The St. Clair area typically is a wintering area that is seeing a growing numbers of ducks, which are competing for a limited amount of food, the MDNR explained. Canvasbacks and redheads are especially attracted to beds of wild celery. Overwintering flocks have grown from 20,000-30,000 to 30,000-40,000 nowadays, when waters stay open and the lake does not freeze hard till mid January.
Back in Ohio, on a positive note, 12 wild turkeys have been released in Putnam County near Fort Jennings, representing possibly the last such release in the state's long-term trap-and-relocate program.
The birds had been captured in Ashtabula County for the transfer. Wild turkeys now are well established in all 88 Ohio counties.
Harold Roe, Sylvania's internationally renowned wildlife artist and a major contributor to Ducks Unlimited, has been named Ohio DU's volunteer conservationist of the year.

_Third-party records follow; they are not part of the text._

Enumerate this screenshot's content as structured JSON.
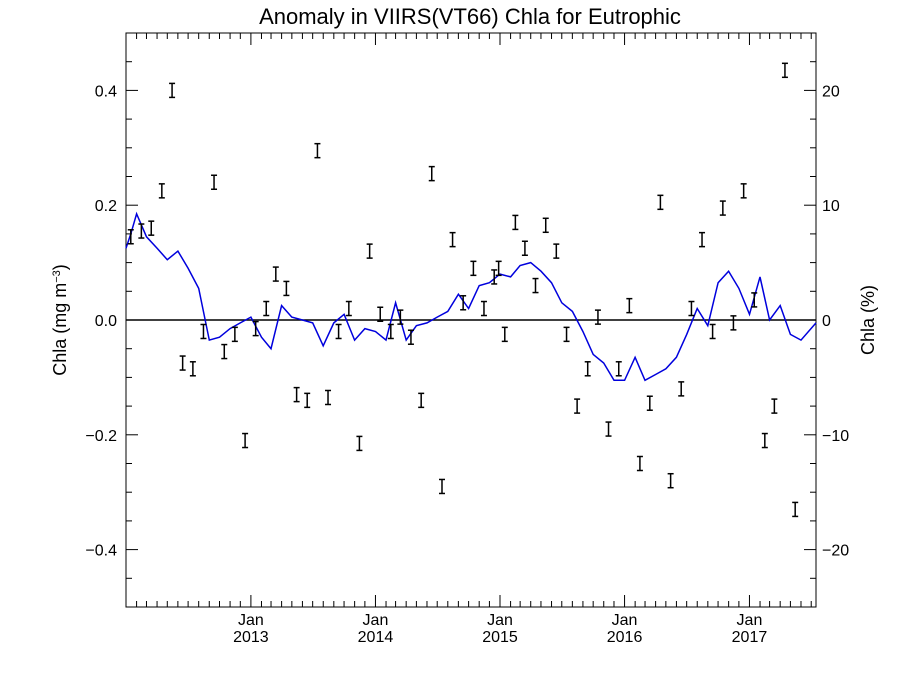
{
  "chart_data": {
    "type": "scatter",
    "title": "Anomaly in VIIRS(VT66) Chla for Eutrophic",
    "ylabel_left": {
      "base": "Chla (mg m",
      "sup": "−3",
      "tail": ")"
    },
    "ylabel_right": "Chla (%)",
    "xlabel": "",
    "xlim": [
      "2012-01-01",
      "2017-07-15"
    ],
    "ylim": [
      -0.5,
      0.5
    ],
    "ylim_right": [
      -25,
      25
    ],
    "x_ticks": [
      {
        "date": "2013-01-01",
        "month": "Jan",
        "year": "2013"
      },
      {
        "date": "2014-01-01",
        "month": "Jan",
        "year": "2014"
      },
      {
        "date": "2015-01-01",
        "month": "Jan",
        "year": "2015"
      },
      {
        "date": "2016-01-01",
        "month": "Jan",
        "year": "2016"
      },
      {
        "date": "2017-01-01",
        "month": "Jan",
        "year": "2017"
      }
    ],
    "y_ticks_left": [
      "0.4",
      "0.2",
      "0.0",
      "−0.2",
      "−0.4"
    ],
    "y_tick_values_left": [
      0.4,
      0.2,
      0.0,
      -0.2,
      -0.4
    ],
    "y_ticks_right": [
      "20",
      "10",
      "0",
      "−10",
      "−20"
    ],
    "y_tick_values_right": [
      20,
      10,
      0,
      -10,
      -20
    ],
    "zero_line": true,
    "grid": false,
    "line_color": "#0000dd",
    "point_color": "#000000",
    "series": [
      {
        "kind": "points",
        "points": [
          {
            "x": "2012-01-15",
            "y": 0.145
          },
          {
            "x": "2012-02-15",
            "y": 0.155
          },
          {
            "x": "2012-03-15",
            "y": 0.16
          },
          {
            "x": "2012-04-15",
            "y": 0.225
          },
          {
            "x": "2012-05-15",
            "y": 0.4
          },
          {
            "x": "2012-06-15",
            "y": -0.075
          },
          {
            "x": "2012-07-15",
            "y": -0.085
          },
          {
            "x": "2012-08-15",
            "y": -0.02
          },
          {
            "x": "2012-09-15",
            "y": 0.24
          },
          {
            "x": "2012-10-15",
            "y": -0.055
          },
          {
            "x": "2012-11-15",
            "y": -0.025
          },
          {
            "x": "2012-12-15",
            "y": -0.21
          },
          {
            "x": "2013-01-15",
            "y": -0.015
          },
          {
            "x": "2013-02-15",
            "y": 0.02
          },
          {
            "x": "2013-03-15",
            "y": 0.08
          },
          {
            "x": "2013-04-15",
            "y": 0.055
          },
          {
            "x": "2013-05-15",
            "y": -0.13
          },
          {
            "x": "2013-06-15",
            "y": -0.14
          },
          {
            "x": "2013-07-15",
            "y": 0.295
          },
          {
            "x": "2013-08-15",
            "y": -0.135
          },
          {
            "x": "2013-09-15",
            "y": -0.02
          },
          {
            "x": "2013-10-15",
            "y": 0.02
          },
          {
            "x": "2013-11-15",
            "y": -0.215
          },
          {
            "x": "2013-12-15",
            "y": 0.12
          },
          {
            "x": "2014-01-15",
            "y": 0.01
          },
          {
            "x": "2014-02-15",
            "y": -0.02
          },
          {
            "x": "2014-03-15",
            "y": 0.005
          },
          {
            "x": "2014-04-15",
            "y": -0.03
          },
          {
            "x": "2014-05-15",
            "y": -0.14
          },
          {
            "x": "2014-06-15",
            "y": 0.255
          },
          {
            "x": "2014-07-15",
            "y": -0.29
          },
          {
            "x": "2014-08-15",
            "y": 0.14
          },
          {
            "x": "2014-09-15",
            "y": 0.03
          },
          {
            "x": "2014-10-15",
            "y": 0.09
          },
          {
            "x": "2014-11-15",
            "y": 0.02
          },
          {
            "x": "2014-12-15",
            "y": 0.075
          },
          {
            "x": "2014-12-28",
            "y": 0.09
          },
          {
            "x": "2015-01-15",
            "y": -0.025
          },
          {
            "x": "2015-02-15",
            "y": 0.17
          },
          {
            "x": "2015-03-15",
            "y": 0.125
          },
          {
            "x": "2015-04-15",
            "y": 0.06
          },
          {
            "x": "2015-05-15",
            "y": 0.165
          },
          {
            "x": "2015-06-15",
            "y": 0.12
          },
          {
            "x": "2015-07-15",
            "y": -0.025
          },
          {
            "x": "2015-08-15",
            "y": -0.15
          },
          {
            "x": "2015-09-15",
            "y": -0.085
          },
          {
            "x": "2015-10-15",
            "y": 0.005
          },
          {
            "x": "2015-11-15",
            "y": -0.19
          },
          {
            "x": "2015-12-15",
            "y": -0.085
          },
          {
            "x": "2016-01-15",
            "y": 0.025
          },
          {
            "x": "2016-02-15",
            "y": -0.25
          },
          {
            "x": "2016-03-15",
            "y": -0.145
          },
          {
            "x": "2016-04-15",
            "y": 0.205
          },
          {
            "x": "2016-05-15",
            "y": -0.28
          },
          {
            "x": "2016-06-15",
            "y": -0.12
          },
          {
            "x": "2016-07-15",
            "y": 0.02
          },
          {
            "x": "2016-08-15",
            "y": 0.14
          },
          {
            "x": "2016-09-15",
            "y": -0.02
          },
          {
            "x": "2016-10-15",
            "y": 0.195
          },
          {
            "x": "2016-11-15",
            "y": -0.005
          },
          {
            "x": "2016-12-15",
            "y": 0.225
          },
          {
            "x": "2017-01-15",
            "y": 0.035
          },
          {
            "x": "2017-02-15",
            "y": -0.21
          },
          {
            "x": "2017-03-15",
            "y": -0.15
          },
          {
            "x": "2017-04-15",
            "y": 0.435
          },
          {
            "x": "2017-05-15",
            "y": -0.33
          }
        ]
      },
      {
        "kind": "line",
        "points": [
          {
            "x": "2012-01-01",
            "y": 0.125
          },
          {
            "x": "2012-01-15",
            "y": 0.15
          },
          {
            "x": "2012-02-01",
            "y": 0.185
          },
          {
            "x": "2012-03-01",
            "y": 0.145
          },
          {
            "x": "2012-04-01",
            "y": 0.125
          },
          {
            "x": "2012-05-01",
            "y": 0.105
          },
          {
            "x": "2012-06-01",
            "y": 0.12
          },
          {
            "x": "2012-07-01",
            "y": 0.09
          },
          {
            "x": "2012-08-01",
            "y": 0.055
          },
          {
            "x": "2012-09-01",
            "y": -0.035
          },
          {
            "x": "2012-10-01",
            "y": -0.03
          },
          {
            "x": "2012-11-01",
            "y": -0.015
          },
          {
            "x": "2012-12-01",
            "y": -0.005
          },
          {
            "x": "2013-01-01",
            "y": 0.005
          },
          {
            "x": "2013-02-01",
            "y": -0.03
          },
          {
            "x": "2013-03-01",
            "y": -0.05
          },
          {
            "x": "2013-04-01",
            "y": 0.025
          },
          {
            "x": "2013-05-01",
            "y": 0.005
          },
          {
            "x": "2013-06-01",
            "y": 0.0
          },
          {
            "x": "2013-07-01",
            "y": -0.005
          },
          {
            "x": "2013-08-01",
            "y": -0.045
          },
          {
            "x": "2013-09-01",
            "y": -0.005
          },
          {
            "x": "2013-10-01",
            "y": 0.01
          },
          {
            "x": "2013-11-01",
            "y": -0.035
          },
          {
            "x": "2013-12-01",
            "y": -0.015
          },
          {
            "x": "2014-01-01",
            "y": -0.02
          },
          {
            "x": "2014-02-01",
            "y": -0.035
          },
          {
            "x": "2014-03-01",
            "y": 0.03
          },
          {
            "x": "2014-04-01",
            "y": -0.035
          },
          {
            "x": "2014-05-01",
            "y": -0.01
          },
          {
            "x": "2014-06-01",
            "y": -0.005
          },
          {
            "x": "2014-07-01",
            "y": 0.005
          },
          {
            "x": "2014-08-01",
            "y": 0.015
          },
          {
            "x": "2014-09-01",
            "y": 0.045
          },
          {
            "x": "2014-10-01",
            "y": 0.02
          },
          {
            "x": "2014-11-01",
            "y": 0.06
          },
          {
            "x": "2014-12-01",
            "y": 0.065
          },
          {
            "x": "2015-01-01",
            "y": 0.08
          },
          {
            "x": "2015-02-01",
            "y": 0.075
          },
          {
            "x": "2015-03-01",
            "y": 0.095
          },
          {
            "x": "2015-04-01",
            "y": 0.1
          },
          {
            "x": "2015-05-01",
            "y": 0.085
          },
          {
            "x": "2015-06-01",
            "y": 0.065
          },
          {
            "x": "2015-07-01",
            "y": 0.03
          },
          {
            "x": "2015-08-01",
            "y": 0.015
          },
          {
            "x": "2015-09-01",
            "y": -0.02
          },
          {
            "x": "2015-10-01",
            "y": -0.06
          },
          {
            "x": "2015-11-01",
            "y": -0.075
          },
          {
            "x": "2015-12-01",
            "y": -0.105
          },
          {
            "x": "2016-01-01",
            "y": -0.105
          },
          {
            "x": "2016-02-01",
            "y": -0.065
          },
          {
            "x": "2016-03-01",
            "y": -0.105
          },
          {
            "x": "2016-04-01",
            "y": -0.095
          },
          {
            "x": "2016-05-01",
            "y": -0.085
          },
          {
            "x": "2016-06-01",
            "y": -0.065
          },
          {
            "x": "2016-07-01",
            "y": -0.025
          },
          {
            "x": "2016-08-01",
            "y": 0.02
          },
          {
            "x": "2016-09-01",
            "y": -0.01
          },
          {
            "x": "2016-10-01",
            "y": 0.065
          },
          {
            "x": "2016-11-01",
            "y": 0.085
          },
          {
            "x": "2016-12-01",
            "y": 0.055
          },
          {
            "x": "2017-01-01",
            "y": 0.01
          },
          {
            "x": "2017-02-01",
            "y": 0.075
          },
          {
            "x": "2017-03-01",
            "y": 0.0
          },
          {
            "x": "2017-04-01",
            "y": 0.025
          },
          {
            "x": "2017-05-01",
            "y": -0.025
          },
          {
            "x": "2017-06-01",
            "y": -0.035
          },
          {
            "x": "2017-07-15",
            "y": -0.005
          }
        ]
      }
    ]
  }
}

Roe, a four-time winner of the Ohio duck stamp art competition and twice DU national artist of the year, has raised more than $17 million with prints of his waterfowl paintings for DU. In 2007 Roe placed second in the prestigious federal duck stamp art competition, losing by a point in a runoff vote after a three-way tie for first.
The Buckeye Trail Association has scheduled a work party for Saturday through April 2 in Henry County to build trail routes and reblaze others.
The trail circles Ohio following rural and natural routes and which is marked with a familiar light blue rectangle painted along the route. Volunteer workers can meet Saturday at 8 a.m. at the North Turkeyfoot Public Access along the Maumee River at U.S. 24 and State Rt. 109.
Bring lunch and water, leather gloves, boots and appropriate outdoor wear.
Greg Wisniewski, organizer, said that donations of bottled water, snacks, and coffee also are needed, as are volunteers who would prepare breakfast each morning for trail builders. The breakfast site will be the Napoleon Church of the Nazarene. For other details call Wisniewski, 419-599-7106.
The Maumee and Sandusky rivers continue to recede but remain high and muddy and cold at 38 to 40 degrees, the Ohio Division of Wildlife said yesterday in noting just limited walleye fishing activity over the weekend.
A few walleye were being taken at Orleans Park and the foot of White Street in Perrysburg and Maumee, respectively, and at the Miles Newton Bridge in Fremont, where some larger female fish already have been taken. Action should improve steadily this week with falling levels and warming weather.